The final view argues that there is a lag between innovation and implementation. In this view, the potential for productivity growth already exists, but the techniques needed to implement new innovation, and the understanding that allows for technology to disperse across an economy, are missing. The researchers behind this interpretation pointed out that it “allows both halves of the seeming paradox to be correct,” since it allows for both optimism and pessimism in the short run. They find that in each historical technological revolution, there are early leaders who are able to build the technology and profit off of its creation, but it takes a while before others are able to adequately develop their own versions, intensifying market competition, thereby leading to widespread productivity and economic growth.

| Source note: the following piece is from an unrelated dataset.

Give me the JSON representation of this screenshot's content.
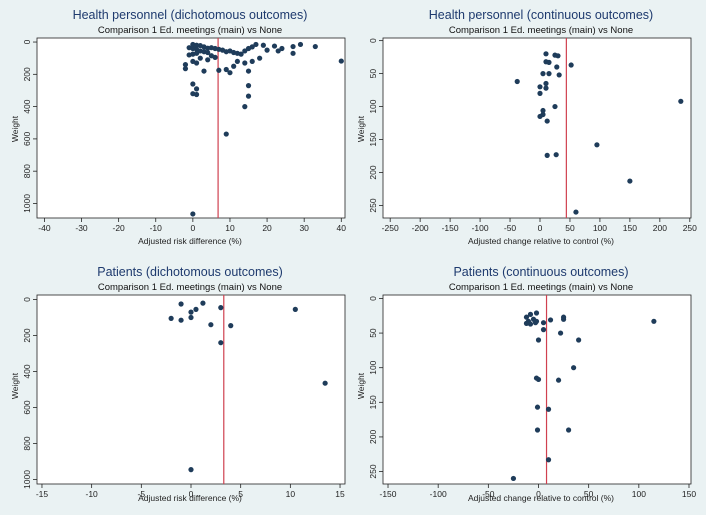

These findings are corroborated by another recent study which finds that there exist across various industries certain “superstar firms” which are far more productive than their competitors. These market leaders tend to have smaller workforces and rely on more patents, suggesting that if the rest of the market adopted the management practices they undertake, the missing productivity would appear as use of innovation disperses. Estimates of the productivity gains that AI is predicted would, given this analysis, not require new tools to measure, nor would they be more mild than previous technological revolutions. The issue lies firmly in the domain of policy.
Greater communication between academic researchers in the field and the public at large, improved understanding of the pace of technological development, and greater political discussion of the capabilities of new technologies would go a long way in improving the general economic impact of AI. Certain countries, such as the Ministry of Artificial Intelligence in the UAE, and the UK’s recently announced AI Council are steps in the right direction, though do not go far enough to fill in the gap. While it is likely that market forces will incentivize communication and understanding in the long-run, accelerating this process will benefit the nations who make these investments the earliest.
A model that ought to be revived is that of the US Office of Technology Assessment, a congressional office that existed between 1972 to 1995 at the height of the computer revolution. It provided technology assessment in a way that made complex innovations understandable to policy makers and the general public. Not only did such an initiative allow for non-partisan evidence in technology related decision making, but its mandate encouraged publications that were readable for non-technical audience. The current situation in AI features a stark contrast between the academic research and sensationalist journalism, without many steps in between. Such a mandate would allow industry to develop AI practices that are forward thinking, yet realistic.
There are many challenges that would result from a world with low productivity, especially one with populations ageing as fast as they are today. Artificial intelligence provides an opportunity to resolve these issues, creating widespread opportunity and prosperity. In order to bring this about, the right investments need to be made in encouraging the dissemination of this transformative technology.